Besides, what if "The Original of Laura" does have original, boundary pushing fictional devices, as the biographer is quoted as saying in the article? Would you deny the literary world such a work of genius?

And, will you refuse to read it?

Posted by PopTart | May 5, 2008 11:59 AM

It's not a "work of genius" because it's NOT FINISHED. The fantabulous devices of which you speak are of interest only to the Nabokov scholar.

Posted by Fnarf | May 5, 2008 12:32 PM

yeah, really charles--"betrayal"! what a drama king you are. you cannot betray the dead, just as funerals are not for them--how could they be?-- but for the survivors. and his argument defending his decision sounds logical enough. so, he should have burned it? like kafka's friend should have burned everything HE wrote? grow up.

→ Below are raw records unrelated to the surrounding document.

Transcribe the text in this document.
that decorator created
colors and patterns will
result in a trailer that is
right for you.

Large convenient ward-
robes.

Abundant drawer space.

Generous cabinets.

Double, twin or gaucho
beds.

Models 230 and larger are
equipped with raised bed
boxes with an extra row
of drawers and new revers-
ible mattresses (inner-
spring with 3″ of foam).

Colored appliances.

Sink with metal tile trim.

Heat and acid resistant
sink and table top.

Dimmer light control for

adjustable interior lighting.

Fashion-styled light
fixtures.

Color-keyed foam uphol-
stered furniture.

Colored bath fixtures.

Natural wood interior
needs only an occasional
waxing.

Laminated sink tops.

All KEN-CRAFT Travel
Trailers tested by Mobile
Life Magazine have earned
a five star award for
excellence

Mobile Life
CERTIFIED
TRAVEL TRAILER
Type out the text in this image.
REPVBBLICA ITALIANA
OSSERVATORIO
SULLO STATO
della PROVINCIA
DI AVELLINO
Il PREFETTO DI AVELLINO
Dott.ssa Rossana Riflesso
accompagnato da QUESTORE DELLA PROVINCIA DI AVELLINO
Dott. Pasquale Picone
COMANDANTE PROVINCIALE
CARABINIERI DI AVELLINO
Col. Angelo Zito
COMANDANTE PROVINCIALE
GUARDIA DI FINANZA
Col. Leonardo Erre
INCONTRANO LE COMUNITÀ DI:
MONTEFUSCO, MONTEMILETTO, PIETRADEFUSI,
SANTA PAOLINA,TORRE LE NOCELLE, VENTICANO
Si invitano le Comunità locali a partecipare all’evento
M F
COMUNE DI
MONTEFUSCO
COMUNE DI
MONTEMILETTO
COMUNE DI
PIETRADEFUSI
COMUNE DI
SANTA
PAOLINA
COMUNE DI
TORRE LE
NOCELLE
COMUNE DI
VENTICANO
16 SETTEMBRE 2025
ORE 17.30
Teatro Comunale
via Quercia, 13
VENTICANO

Posted by ellarosa | May 5, 2008 12:56 PM

Vergil wanted the Aeneid destroyed, too. Authorial fetishism is so tiring.

Posted by Ryno | May 5, 2008 2:57 PM

I tend to agree. And maybe there's reason to suspect his motivations—money? attention?—but it seems the son would have the best sense of his father's real intent behind his dying wishes. Also, the scholar mentioned in the article did come to the conclusion that there is value in publishing the work—and the article did give the impression that the particular scholar only came to that conclusion only after some thought.
I'm torn a little. I hate to say you disregard a man's wishes for his last work, but there is also the argument that an author's work exists separate of him/her once it has been written. You wouldn't necessarily listen to an author regarding how to interpret the work. Do you need to listen to them regarding whether to publish? Who/what do we offend by publishing it? Our own feeling of honoring of Nabokov's memory? I think we can still adequately honor him ... and maybe learn a little bit more about him.

Posted by Jessica Knapp | May 5, 2008 4:44 PM
and maybe learn a little bit more about him
Oof, that's a very un-Nabokovian point of view. VN vociferously denied that you could learn anything about anything from works of fiction -- certainly not the author's life or times.